Tritt die auflösende Bedingung ein und der frühere Rechtszustand ist wiederherzustellen, findet erneut ein Zurechnungswechsel statt (vgl auch BFH vom 17.06.1998, XI R 55/97, BFH/NV 1999, 9: neues Ereignis). Ist dagegen der Bedingungseintritt a priori sicher (unechte auflösende Bedingung), dh, es ist sicher, dass der Veräußerer das nämliche (nicht lediglich gattungsgleiche) WG zurückerlangt, wird der Erwerber zwar temporär zivilrechtlicher Eigentümer, aber er erlangt abhängig von den konkreten Umständen des Falls kein wirtschaftliches Eigentum. Bei einer rechtlichen/faktischen Rückgabeverpflichtung des Erwerbers ist der Veräußerer weiterhin in der Lage, den Erwerber von der Einwirkung auf das WG für dessen Nutzungsdauer auszuschließen, ihm allein kommen Wertsteigerungen zugute, er hat Wertminderungen zu tragen; im Ergebnis wird hier lediglich eine Leihe verdeckt.

 

Rn. 440b

Stand: EL 171 – ET: 02/2024

Gewinnrealisation: Die Vereinbarung einer echten auflösenden Bedingung, deren Eintritt ungewiss ist, hindert die Gewinnrealisation nicht (BFH vom 14.03.1986, III R 179/82, BStBl II 1986, 669; vgl auch BFH vom 17.12.1998, IV R 21/97, BStBl II 2000, 116 sowie OFD Münster vom 12.06.1989, StEK EStG § 4 GewVerw Nr 57; ADS, § 246 HGB Rz 54 (6. Aufl 1998); Krumm in Brandis/Heuermann, § 5 EStG Rz 940b, 940f (Mai 2023)). Infolge Erfüllung der Leistungspflicht entsteht die Forderung trotz bestehender (echter) auflösender Bedingung, Gewinnrealisation tritt damit ein. Es gelten die allgemeinen Grundsätze. Der Gewinn ist mit dem erfolgten Übergang der Preisgefahr realisiert; dieser richtet sich im Grundfall nach § 446 BGB (s Rn 421), im Fall des Versendungskaufs nach § 447 BGB (s Rn 423a), im Fall der Verbrauchsgüterkaufs nach 474 BGB (s Rn 424a).

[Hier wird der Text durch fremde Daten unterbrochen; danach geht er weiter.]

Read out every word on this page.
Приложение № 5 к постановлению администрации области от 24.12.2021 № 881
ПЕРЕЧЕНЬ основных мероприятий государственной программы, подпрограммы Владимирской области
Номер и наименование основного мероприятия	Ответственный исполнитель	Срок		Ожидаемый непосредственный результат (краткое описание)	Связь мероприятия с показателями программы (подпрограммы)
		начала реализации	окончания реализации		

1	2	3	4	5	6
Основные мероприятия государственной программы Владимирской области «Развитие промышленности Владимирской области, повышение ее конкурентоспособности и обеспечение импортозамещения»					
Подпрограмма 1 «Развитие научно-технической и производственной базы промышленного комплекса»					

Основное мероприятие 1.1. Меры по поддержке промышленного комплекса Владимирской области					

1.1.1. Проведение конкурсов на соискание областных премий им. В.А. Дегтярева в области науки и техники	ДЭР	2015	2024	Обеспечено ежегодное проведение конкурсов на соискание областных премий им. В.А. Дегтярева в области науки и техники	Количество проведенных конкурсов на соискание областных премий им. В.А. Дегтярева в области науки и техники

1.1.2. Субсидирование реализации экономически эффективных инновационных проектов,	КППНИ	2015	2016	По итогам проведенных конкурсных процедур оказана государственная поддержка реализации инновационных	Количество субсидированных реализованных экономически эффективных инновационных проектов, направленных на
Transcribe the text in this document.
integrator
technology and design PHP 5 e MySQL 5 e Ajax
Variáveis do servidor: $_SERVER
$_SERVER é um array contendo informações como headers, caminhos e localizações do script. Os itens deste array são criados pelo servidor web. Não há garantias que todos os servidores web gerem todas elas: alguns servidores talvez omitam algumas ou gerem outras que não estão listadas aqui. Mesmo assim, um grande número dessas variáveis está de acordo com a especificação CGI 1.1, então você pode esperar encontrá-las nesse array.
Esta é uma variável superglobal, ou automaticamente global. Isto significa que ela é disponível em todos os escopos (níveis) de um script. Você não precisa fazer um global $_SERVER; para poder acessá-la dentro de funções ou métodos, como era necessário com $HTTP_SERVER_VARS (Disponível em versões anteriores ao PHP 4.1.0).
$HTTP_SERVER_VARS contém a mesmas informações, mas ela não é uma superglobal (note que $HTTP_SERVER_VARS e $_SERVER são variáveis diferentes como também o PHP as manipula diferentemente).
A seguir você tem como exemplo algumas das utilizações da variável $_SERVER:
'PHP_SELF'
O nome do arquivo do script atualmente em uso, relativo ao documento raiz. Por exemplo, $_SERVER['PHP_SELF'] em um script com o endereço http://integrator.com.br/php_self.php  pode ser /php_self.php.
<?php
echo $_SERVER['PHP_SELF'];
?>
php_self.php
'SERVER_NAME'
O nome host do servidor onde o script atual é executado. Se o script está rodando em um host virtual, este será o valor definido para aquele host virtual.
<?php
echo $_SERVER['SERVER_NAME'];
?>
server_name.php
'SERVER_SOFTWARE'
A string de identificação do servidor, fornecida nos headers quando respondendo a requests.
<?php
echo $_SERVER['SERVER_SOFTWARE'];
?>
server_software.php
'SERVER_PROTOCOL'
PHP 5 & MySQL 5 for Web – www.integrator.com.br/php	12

Dem Risiko der Rückgewähr ist bei gegebener Wahrscheinlichkeit des Bedingungseintritts durch eine (Verbindlichkeits-)Rückstellung Rechnung zu tragen. Dies ändert an der Gewinnrealisation dem Grunde nach nichts, wirkt im Ergebnis aber gewinnkompensierend. Auflösend bedingte Ansprüche ziehen ausnahmsweise keine Gewinnrealisation nach sich, wenn ein Bedingungseintritt a priori sicher ist (unechte auflösende Bedingung). Ist sicher, dass die formal entstandene Forderung keinen Bestand hat und das nämliche WG an den Veräußerer zurückgehen wird, verhindert das Vorsichtsprinzip den Gewinnausweis (vgl auch Krumm in Brandis/Heuermann, § 5 EStG Rz 940b (Mai 2023) ohne Einschränkung auf nämliche WG). Parallel erfolgt in diesem Fall auch kein Zurechnungswechsel, der der Gewinnrealisation allerdings grundsätzlich vorausgehen muss (s Rn 420).